Animoca Brands’ Lympo NFT platform hacked for $18.7 million

Sports NFT minting platform and Animoca Brands subsidiary Lympo suffered from a hot wallet security breach and lost 165.2 million LMT tokens worth $18.7 million at the time of the hack.

A short Medium update from the Lympo team stated that on Jan. 10 hackers managed to gain access to Lympo’s operational hot wallet and “stole a total of approximately 165.2 million LMT from it.”

According to the post, ten different project wallets were compromised in the attack. It appears that most of the stolen tokens were sent to a single address, swapped for Ether (ETH) on Uniswap and Sushiswap, then sent elsewhere.

LMT price tumbled 92% to $0.0093 after hackers transferred then sold the loot from the project’s hot wallets.

A subsequent Jan. 11 tweet from the team stated that they were “working on stabilizing the situation and resuming all operations back to normal.” The team also stated that it had removed liquidity LMT from liquidity pools to “minimize disruption to token prices.”

Removing liquidity from pools that trade LMT means that traders will not be able to buy or sell any significant amount of the tokens without experiencing a dramatic loss of value on their trade.

Early on Jan. 11, the team urged traders to refrain from buying or selling any LMT tokens while they completed their investigation and determined the next best course of action.

As a subsidiary property of Animoca Brands, Lympo may benefit from intervention from the Animoca team.
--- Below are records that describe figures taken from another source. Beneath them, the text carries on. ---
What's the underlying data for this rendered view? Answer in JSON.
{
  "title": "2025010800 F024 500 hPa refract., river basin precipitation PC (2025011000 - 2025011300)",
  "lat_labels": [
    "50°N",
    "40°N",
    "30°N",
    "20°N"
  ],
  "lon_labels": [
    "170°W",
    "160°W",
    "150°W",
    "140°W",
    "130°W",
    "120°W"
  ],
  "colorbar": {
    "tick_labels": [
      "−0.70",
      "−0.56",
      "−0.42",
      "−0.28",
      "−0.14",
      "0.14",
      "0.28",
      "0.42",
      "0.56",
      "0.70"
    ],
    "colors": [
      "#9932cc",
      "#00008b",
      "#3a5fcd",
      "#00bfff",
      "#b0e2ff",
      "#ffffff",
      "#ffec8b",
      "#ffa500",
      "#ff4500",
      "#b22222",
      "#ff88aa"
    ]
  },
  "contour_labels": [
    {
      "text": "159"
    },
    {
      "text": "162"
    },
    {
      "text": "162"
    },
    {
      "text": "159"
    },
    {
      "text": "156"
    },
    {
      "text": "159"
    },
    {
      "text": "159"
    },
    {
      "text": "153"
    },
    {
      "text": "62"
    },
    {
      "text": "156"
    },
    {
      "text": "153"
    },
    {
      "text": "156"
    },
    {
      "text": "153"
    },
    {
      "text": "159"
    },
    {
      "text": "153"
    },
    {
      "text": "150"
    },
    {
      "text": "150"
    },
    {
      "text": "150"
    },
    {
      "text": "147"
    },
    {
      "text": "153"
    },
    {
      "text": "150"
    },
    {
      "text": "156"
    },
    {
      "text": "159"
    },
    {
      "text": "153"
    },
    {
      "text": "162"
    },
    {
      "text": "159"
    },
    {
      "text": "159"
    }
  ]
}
Animoca CEO Yat Siu told Cointelegraph, “We are working with Lympo to assist them on a recovery plan, but we don’t have any specific mechanisms.”

The second hot wallet hack this week

Centralized crypto exchange LCX also suffered from a security breach on one of its hot wallets, leading to the loss of nearly $7 million on Jan. 8. In this case, the hacker made off with stacks of eight different crypto assets.

LCX lost varying amounts of MKR, ENJ, LINK, QNT, SAND, ETH, LCX, and USDC. The majority of the funds were converted to ETH then sent to Tornado Cash, a privacy tool designed to hide the source and destination of ETH.

Related: ImmuneFi report $10B in DeFi hacks and losses across 2021

The LCX team released an update on Jan. 10 assuring users that they would be compensated for the losses incurred and that no personal data was compromised during the attack. The team wrote:

“LCX will use our own funds to cover the incident and compensate affected users. There will be no impact on user balances at LCX.”